La crise sanitaire et l'indispensable
exigence de justice en Amérique latine


La crise sanitaire et l'indispensable
exigence de justice en Amérique latine

La pandémie de Covid 19 provoque depuis un an, des ravages économiques et sociaux évidents. Latfran a déjà eu l’occasion, dans ses éditoriaux et de nombreux articles de rappeler les conséquences sur les populations : destructions d’emplois sur un continent dont la moitié de la population active dépend du travail informel, démantèlement du sens national alors que la Covid 19 accélère la fragmentation sociale, notamment avec les populations indiennes, en marquant plus fortement encore, les inégalités. Les Etats ne pouvant pas offrir des prestations  notamment en matière d’accès à la santé ou en faveur d’une éducation pour tous, les fragilités des sociétés latino-américaines sont d’autant plus marquées. Et pourtant, la conscience démocratique aux côtés d’une volonté de justice sociale garante d’unité nationale, se vérifient régulièrement.

Ces dernières semaines, en Argentine, en Equateur, au Pérou, liés à des passes droits  permettant un accès privilégié sans justification aux vaccins, ont mobilisé les foules. Ces évènements rappellent qu’à l‘heure des sociétés numérisées, où les notions d’éthiques, de transparence, de résultats sont au cœur des projets nationaux, les structures publiques sont plus que jamais sous observation. Alors que les souffrances sont vécues au quotidien, l’exigence d’une éthique morale et dans les faits, n’est plus demandée. Elle est  exigée par les populations elles même sollicitées depuis le début de la crise.

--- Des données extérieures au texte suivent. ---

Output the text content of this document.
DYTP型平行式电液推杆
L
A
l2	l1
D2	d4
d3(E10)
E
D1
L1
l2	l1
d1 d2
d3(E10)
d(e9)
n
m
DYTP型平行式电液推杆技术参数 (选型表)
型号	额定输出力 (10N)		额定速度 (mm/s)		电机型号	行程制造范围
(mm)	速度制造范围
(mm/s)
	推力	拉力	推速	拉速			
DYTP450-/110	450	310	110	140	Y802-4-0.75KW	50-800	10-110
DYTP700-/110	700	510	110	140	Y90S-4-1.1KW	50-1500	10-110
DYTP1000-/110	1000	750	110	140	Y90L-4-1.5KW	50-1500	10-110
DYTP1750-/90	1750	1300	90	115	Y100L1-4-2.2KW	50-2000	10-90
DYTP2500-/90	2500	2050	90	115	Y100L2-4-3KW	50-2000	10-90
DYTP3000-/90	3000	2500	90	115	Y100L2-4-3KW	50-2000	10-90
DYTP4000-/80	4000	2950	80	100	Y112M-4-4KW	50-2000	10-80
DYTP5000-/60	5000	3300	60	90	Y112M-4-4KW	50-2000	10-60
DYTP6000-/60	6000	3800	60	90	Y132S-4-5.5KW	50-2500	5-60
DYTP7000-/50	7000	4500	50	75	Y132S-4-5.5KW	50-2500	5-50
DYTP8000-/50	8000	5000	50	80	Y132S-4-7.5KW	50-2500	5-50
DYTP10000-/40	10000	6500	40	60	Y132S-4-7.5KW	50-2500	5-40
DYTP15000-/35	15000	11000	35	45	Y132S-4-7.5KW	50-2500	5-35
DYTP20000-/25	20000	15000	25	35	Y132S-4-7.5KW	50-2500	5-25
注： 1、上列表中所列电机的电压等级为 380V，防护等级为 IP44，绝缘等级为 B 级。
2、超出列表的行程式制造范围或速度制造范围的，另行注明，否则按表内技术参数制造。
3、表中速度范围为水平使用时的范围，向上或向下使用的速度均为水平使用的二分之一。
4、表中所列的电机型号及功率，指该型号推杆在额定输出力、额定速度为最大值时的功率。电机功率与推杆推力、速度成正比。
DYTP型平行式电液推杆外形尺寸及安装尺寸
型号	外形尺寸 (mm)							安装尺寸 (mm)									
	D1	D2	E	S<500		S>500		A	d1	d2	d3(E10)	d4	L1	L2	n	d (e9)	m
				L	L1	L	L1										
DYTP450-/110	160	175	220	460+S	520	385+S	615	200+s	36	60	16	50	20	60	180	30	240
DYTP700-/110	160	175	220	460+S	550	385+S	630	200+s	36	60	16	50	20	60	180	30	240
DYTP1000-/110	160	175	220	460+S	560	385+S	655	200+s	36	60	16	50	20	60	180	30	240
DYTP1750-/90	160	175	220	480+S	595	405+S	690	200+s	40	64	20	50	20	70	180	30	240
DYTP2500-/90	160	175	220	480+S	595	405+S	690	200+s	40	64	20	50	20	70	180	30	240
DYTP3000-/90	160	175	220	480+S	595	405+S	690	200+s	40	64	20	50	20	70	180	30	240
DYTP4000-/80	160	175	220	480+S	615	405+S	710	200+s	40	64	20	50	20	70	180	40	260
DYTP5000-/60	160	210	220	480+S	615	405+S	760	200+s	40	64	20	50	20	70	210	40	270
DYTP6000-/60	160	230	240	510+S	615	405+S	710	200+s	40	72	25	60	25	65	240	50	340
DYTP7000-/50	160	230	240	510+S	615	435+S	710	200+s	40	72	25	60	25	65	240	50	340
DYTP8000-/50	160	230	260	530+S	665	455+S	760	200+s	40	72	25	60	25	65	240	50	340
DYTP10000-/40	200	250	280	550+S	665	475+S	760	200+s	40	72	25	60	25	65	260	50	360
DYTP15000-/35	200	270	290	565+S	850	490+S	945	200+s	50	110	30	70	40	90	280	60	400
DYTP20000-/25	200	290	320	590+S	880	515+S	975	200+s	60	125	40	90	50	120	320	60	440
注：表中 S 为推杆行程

En Argentine, à la suite d’un entretien radio, le journaliste Horacio Verbitky, en révélant la possibilité qui lui a été offerte par le Ministre de la santé, de se faire vacciner au sein même du ministère de la santé, a déclenché un scandale. Démission précipitée de Gines Gonzalez Garcia, révélation sur une série de vaccinations en faveur de personnalités politiques ou institutionnelles, ont crée un malaise dont le Président Alberto Fernandes se serait bien passé. « Le scandale du centre de vaccination VIP » rappelle la volonté d’une population d’être traitée dans une égalité d’accès aux soins.

Plus que jamais, l’Amérique latine comme partout ailleurs, appelle à la transparence, gage de confiance. Celle-ci est indispensable dans cette période de crise mais également dans la phase de reconstruction qui s’engagera tôt ou tard. Le scandale du « Vacunagate » est tout aussi emblématique au Pérou, où l’institution présidentielle est en crise après l’année 2020 qui a vu trois Chefs d’Etat se succéder à la présidence en quelques jours. Le scandale a conduit à la démission de la Ministre de la santé, Mme Pilar Mazzetti, de la ministre des affaires étrangères qui avaient reçu, sans le déclarer, le vaccin dès le mois d’Octobre 2020 comme des dizaines de personnalités publiques.

Le sentiment d’une santé a plusieurs vitesses et « accessible aux puissants » n’est plus tolérée. Et comment pourrait elle l’être alors que ce sont désormais près de 200 millions de personnes qui ont basculé dans la pauvreté ou la précarité sur une population totale de 600 millions ? La même situation s’est présentée en Equateur où le Ministre de la santé a du démissionner.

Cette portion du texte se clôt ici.